From my experience in coding javascript, I came to realize that as cool as bleeding-edge javascript libraries and full CSS3 and XPath support are, they are fairly slow, particularly when it comes to DOM manipulation.
John Resig recently did a neat benchmark test on different techniques for implementing the getElementsByClassName method (in light of the recent news that Firefox 3 will have its own native implementation). While it gives a good overall idea of what algorithms should be avoided, it would certainly be nicer to just have a copy-and-paste solution that runs the fastest way possible in all major browsers.
Most libraries have pretty good implementations, but I have yet to see one that is truly optimized for speed. Here's my variation, written with the sole goal of being the fastest possible getElementsByClassName() script:
var getElementsByClassName=function(className,parentNode) { var results = []; //if (document.getElementsByClassName) document.getElementsByClassName(className,parentNode);//this is the code for FF3. Prototype 1.5 doesn't play nice with this code, though. if (document.evaluate) { var query = document.evaluate(".//*[contains(concat(' ', @class, ' '), ' " + className + " ')]", parentNode || document, null, XPathResult.UNORDERED_NODE_SNAPSHOT_TYPE, null); for (var i = 0, length = query.snapshotLength; i < length; i++) results.push(query.snapshotItem(i)); } else { var nodes = (parentNode || document).getElementsByTagName("*"); for (var i = 0, j = 0, length = nodes.length; i < length; i++) { var nodes_i=nodes[i]; if ((" "+nodes_i+" ").indexOf(" "+className+" ") > -1) results[j++] = nodes_i; } } return results; };
Benchmarking
For my test, I created a page with 200 sibling divs, out of which, half had class names. Each test queried the DOM 30 times, 1 second after page load, to minimize interference from network-related threads.

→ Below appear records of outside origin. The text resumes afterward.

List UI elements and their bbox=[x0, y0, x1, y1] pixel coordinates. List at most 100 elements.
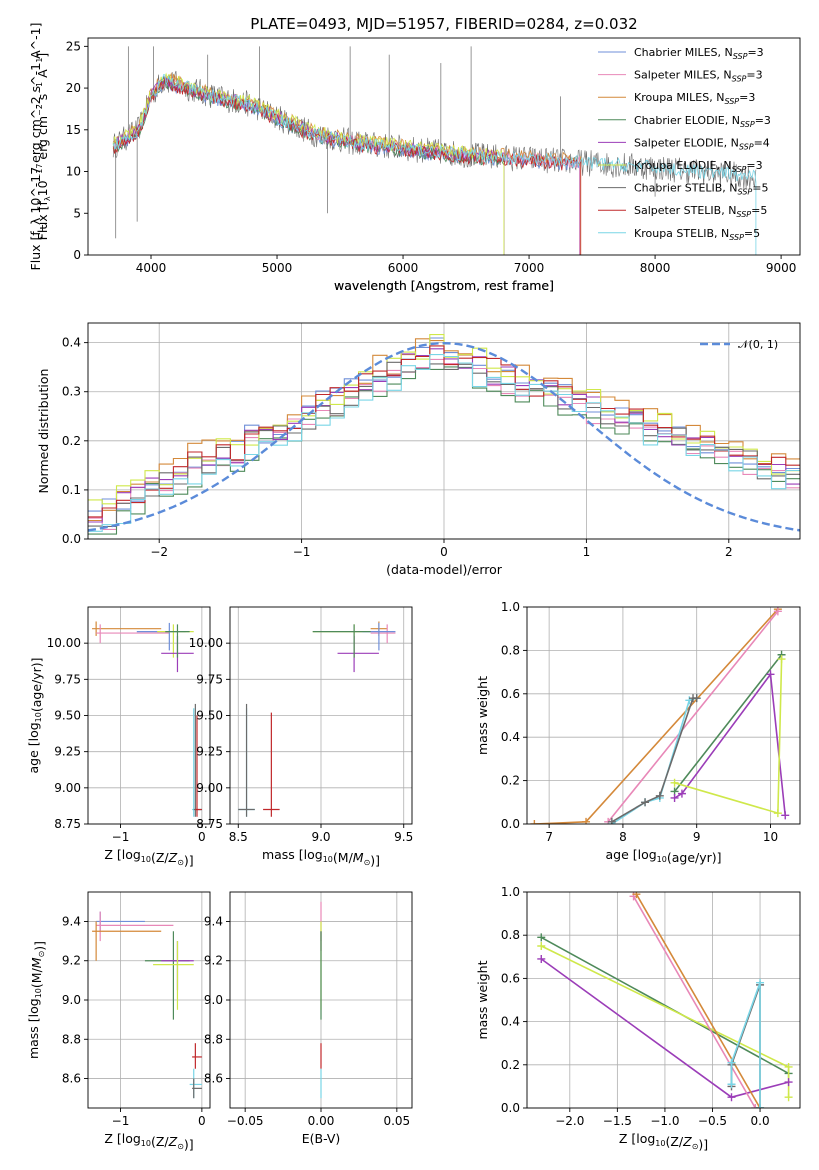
model-spectrum-salpeter-elodie bbox=[112, 75, 505, 255]
y-axis-label: Flux [f_λ 10^-17 erg cm^-2 s^-1 A^-1] bbox=[28, 23, 43, 271]
model-spectrum-salpeter-miles bbox=[112, 76, 580, 255]
x-tick-label: 7 bbox=[545, 830, 553, 844]
x-tick-label: 0 bbox=[198, 830, 206, 844]
y-axis-label: age [log10(age/yr)] bbox=[26, 657, 44, 773]
legend-label: Chabrier STELIB, NSSP=5 bbox=[634, 182, 768, 197]
x-tick-label: 9 bbox=[693, 830, 701, 844]
legend-label: Chabrier MILES, NSSP=3 bbox=[634, 46, 764, 61]
y-tick-label: 1.0 bbox=[501, 885, 520, 899]
y-tick-label: 9.75 bbox=[196, 672, 223, 686]
plus-marker bbox=[537, 942, 546, 950]
x-tick-label: 0.0 bbox=[751, 1114, 770, 1128]
legend-label: Chabrier ELODIE, NSSP=3 bbox=[634, 114, 771, 129]
axes-frame bbox=[87, 37, 801, 256]
plus-marker bbox=[607, 817, 616, 824]
weight-line-chabrier-elodie bbox=[673, 654, 783, 792]
x-tick-label: 10 bbox=[763, 830, 778, 844]
y-axis-label: mass [log10(M/M⊙)] bbox=[26, 941, 47, 1059]
y-tick-label: 9.75 bbox=[54, 672, 81, 686]
legend-label: Kroupa ELODIE, NSSP=3 bbox=[634, 159, 763, 174]
spectrum-plot-area bbox=[112, 46, 757, 255]
legend-label: Salpeter STELIB, NSSP=5 bbox=[634, 204, 767, 219]
panel-residuals: 𝒩(0, 1) −2 −1 0 1 2 0.0 0.1 0.2 0.3 0.4 (data-model… bbox=[36, 322, 801, 577]
y-axis-label: mass weight bbox=[475, 960, 490, 1039]
y-tick-label: 0.8 bbox=[501, 643, 520, 657]
weight-line-kroupa-miles bbox=[635, 893, 761, 1108]
y-tick-label: 9.50 bbox=[54, 709, 81, 723]
panel-age-vs-Z: −1 0 8.75 9.00 9.25 9.50 9.75 10.00 Z [log10(Z/Z… bbox=[26, 606, 211, 868]
y-tick-label: 25 bbox=[66, 39, 81, 53]
y-tick-label: 0.4 bbox=[501, 730, 520, 744]
y-tick-label: 10 bbox=[66, 165, 81, 179]
x-tick-label: 8000 bbox=[640, 261, 671, 275]
x-axis-label: wavelength [Angstrom, rest frame] bbox=[334, 278, 554, 293]
plus-marker bbox=[641, 798, 650, 807]
plus-marker bbox=[781, 811, 790, 820]
y-tick-label: 0.4 bbox=[501, 1015, 520, 1029]
x-axis-label: Z [log10(Z/Z⊙)] bbox=[104, 1131, 193, 1152]
legend-label: Salpeter MILES, NSSP=3 bbox=[634, 69, 763, 84]
y-tick-label: 8.75 bbox=[196, 817, 223, 831]
x-tick-label: 9000 bbox=[766, 261, 797, 275]
x-axis-label: E(B-V) bbox=[302, 1131, 341, 1146]
plus-marker bbox=[727, 1058, 736, 1067]
x-tick-label: 8 bbox=[619, 830, 627, 844]
panel-mass-vs-ebv: −0.05 0.00 0.05 8.6 8.8 9.0 9.2 9.4 E(B-V) bbox=[204, 891, 413, 1146]
y-tick-label: 9.0 bbox=[62, 993, 81, 1007]
plus-marker bbox=[632, 892, 641, 899]
x-tick-label: −2 bbox=[150, 545, 168, 559]
scatter-plot-area bbox=[92, 911, 202, 1099]
y-tick-label: 9.00 bbox=[54, 781, 81, 795]
y-tick-label: 10.00 bbox=[47, 636, 81, 650]
x-tick-label: 0.05 bbox=[383, 1114, 410, 1128]
weight-line-kroupa-stelib bbox=[611, 697, 697, 824]
plus-marker bbox=[756, 1104, 765, 1108]
scatter-plot-area bbox=[238, 621, 396, 817]
spectrum-legend: Chabrier MILES, NSSP=3 Salpeter MILES, NS… bbox=[598, 46, 771, 242]
y-tick-label: 0.8 bbox=[501, 928, 520, 942]
y-tick-label: 9.2 bbox=[204, 954, 223, 968]
line-plot-area bbox=[530, 607, 790, 824]
x-tick-label: 5000 bbox=[262, 261, 293, 275]
y-tick-label: 8.6 bbox=[62, 1072, 81, 1086]
weight-line-chabrier-elodie bbox=[540, 936, 789, 1075]
y-tick-label: 0.4 bbox=[62, 336, 81, 350]
plus-marker bbox=[655, 791, 664, 800]
y-axis-label: Flux [fλ10−17 erg cm−2 s−1 A−1] bbox=[35, 53, 52, 241]
x-tick-label: 0.00 bbox=[308, 1114, 335, 1128]
x-axis-label: (data-model)/error bbox=[386, 562, 503, 577]
y-tick-label: 9.2 bbox=[62, 954, 81, 968]
plus-marker bbox=[773, 809, 782, 818]
weight-line-kroupa-stelib bbox=[730, 982, 761, 1108]
y-tick-label: 8.8 bbox=[62, 1032, 81, 1046]
y-tick-label: 0.6 bbox=[501, 971, 520, 985]
y-tick-label: 0.3 bbox=[62, 385, 81, 399]
x-tick-label: 4000 bbox=[136, 261, 167, 275]
model-spectrum-chabrier-elodie bbox=[112, 76, 505, 255]
x-axis-label: wavelength [Angstrom, rest frame] bbox=[334, 278, 554, 293]
weight-line-salpeter-miles bbox=[607, 610, 779, 823]
model-spectrum-chabrier-miles bbox=[112, 76, 580, 255]
plus-marker bbox=[582, 817, 591, 824]
legend-label: Kroupa MILES, NSSP=3 bbox=[634, 91, 755, 106]
x-tick-label: −0.5 bbox=[698, 1114, 727, 1128]
y-tick-label: 0.6 bbox=[501, 687, 520, 701]
weight-line-salpeter-miles bbox=[632, 895, 756, 1108]
axes-frame bbox=[526, 891, 801, 1109]
y-tick-label: 8.75 bbox=[54, 817, 81, 831]
y-tick-label: 8.8 bbox=[204, 1032, 223, 1046]
y-tick-label: 0.2 bbox=[501, 1058, 520, 1072]
x-tick-label: −1.5 bbox=[603, 1114, 632, 1128]
legend-label: 𝒩(0, 1) bbox=[738, 338, 778, 351]
plus-marker bbox=[756, 978, 765, 987]
x-tick-label: 7000 bbox=[514, 261, 545, 275]
x-tick-label: 1 bbox=[583, 545, 591, 559]
figure-title: PLATE=0493, MJD=51957, FIBERID=0284, z=0… bbox=[250, 15, 637, 33]
plus-marker bbox=[727, 1093, 736, 1102]
y-tick-label: 20 bbox=[66, 81, 81, 95]
model-spectrum-kroupa-stelib bbox=[112, 74, 757, 255]
y-tick-label: 0.2 bbox=[501, 774, 520, 788]
x-tick-label: 8.5 bbox=[229, 830, 248, 844]
x-axis-label: mass [log10(M/M⊙)] bbox=[262, 847, 380, 868]
plus-marker bbox=[784, 1093, 793, 1102]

Benchmark results for library equivalents were fairly similar in Firefox (all of them scored somewhere near 190-200ms), but there were large performance differences in Internet Explorer 6. Prototype's implementation was 3 times slower than the script above.
Compared to CSS selector query engines like Prototype's $$() or JQuery, the script above performed between 10 to 20 times better, depending on the browser being tested. (In other words, $$(".my_class") is a big no-no).
The limitations of the script
- It only takes spaces as class separators. No tabs or line feeds. This is the main reason why the script is faster in browsers that don't support document.evaluate
- It assumes a browser, and doesn't check whether the "document" global exists. Rhino would always need to specify the root element anyways.
What makes it fast
- No expensive regular expressions
- document.evaluate delegates all the expensive DOM parsing to the underlying, compiled-code engine, where available.
- Using variables instead of object members cuts down a lot of overhead. A lot of people don't believe me when I say this stuff is important until they actually see the numbers. Just today I got the javascript execution time of an e-commerce site down from 970ms to 180ms simply by fixing a few for loops.
Last thoughts
I personally don't see why anyone would want to separate class names with a tab. Line feeds are even worse since they break the indentation flow and make HTML virtually impossible to read. Sure it's part of the specs, but I'd much rather use a fast and sensible subset.